La menace des barrières commerciales américaines continue de peser sur l’économie canadienne. Les tarifs douaniers généralisés que la Maison-Blanche avait promis d’imposer au Canada en février ont été reportés à mars, puis à avril. Pour l’instant, nous maintenons notre prévision de croissance de 1,6 % du PIB du Canada en 2025, même si cette estimation sera probablement revue à la baisse au cours de l’année si les tarifs douaniers américains ne sont pas reportés de nouveau.

Si le Canada ne peut contrôler les décisions prises par ses partenaires commerciaux, il peut en revanche influencer son propre destin. Une politique axée sur la stimulation de la productivité contribuerait sans doute à absorber le choc des tarifs douaniers, en particulier la suppression ou l’assouplissement des obstacles au commerce interprovincial. Dans notre survol économique de ce trimestre, nous nous penchons sur cette idée vieille de plusieurs décennies et récemment remise au goût du jour.

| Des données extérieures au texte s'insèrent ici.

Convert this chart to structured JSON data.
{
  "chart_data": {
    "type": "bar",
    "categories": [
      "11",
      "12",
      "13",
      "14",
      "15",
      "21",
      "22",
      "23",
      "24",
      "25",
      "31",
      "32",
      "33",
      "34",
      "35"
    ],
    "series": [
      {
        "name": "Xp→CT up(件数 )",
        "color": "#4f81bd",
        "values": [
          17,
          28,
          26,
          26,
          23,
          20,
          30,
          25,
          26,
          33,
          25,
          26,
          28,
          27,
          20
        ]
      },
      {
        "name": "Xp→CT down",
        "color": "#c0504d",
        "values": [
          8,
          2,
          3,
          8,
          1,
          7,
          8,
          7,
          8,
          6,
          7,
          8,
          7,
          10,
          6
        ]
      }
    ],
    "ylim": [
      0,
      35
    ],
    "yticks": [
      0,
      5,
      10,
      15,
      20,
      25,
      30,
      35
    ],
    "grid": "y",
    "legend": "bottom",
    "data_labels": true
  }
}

L’économie était déjà vulnérable avant le choc commercial

Les prévisionnistes n’étaient pas particulièrement optimistes quant aux perspectives économiques du Canada en 2025, et ce, avant même la crise des tarifs douaniers. L’économie canadienne stagne depuis maintenant deux ans, la croissance réelle du PIB s’étant maintenue à une moyenne modeste (1,5 %) nettement inférieure au potentiel estimé. Pire encore, le PIB réel par habitant, un indicateur de la qualité de vie, a chuté au cours de ces deux années, ce qui souligne les difficultés persistantes du Canada à intensifier sa productivité.

La faiblesse de la croissance de la productivité, donc du PIB réel par habitant, est en fait un thème récurrent depuis les vingt dernières années. On peut aisément comprendre pourquoi. Depuis 2002, les investissements des entreprises dans la machinerie, les équipements et la propriété intellectuelle ne cessent de diminuer en pourcentage du PIB, à tel point que leur proportion a atteint un maigre taux de 5,6 % l’année dernière. Cette situation contraste fortement avec celle des États-Unis, où la part de l’investissement dans l’économie a augmenté régulièrement pour atteindre près de 11 % l’année dernière (figure 1).

Figure 1 : Les investissements des entreprises canadiennes vont dans la mauvaise direction

Figure 1 : Graphique linéaire montrant l’investissement en pourcentage du PIB au Canada et aux États-Unis.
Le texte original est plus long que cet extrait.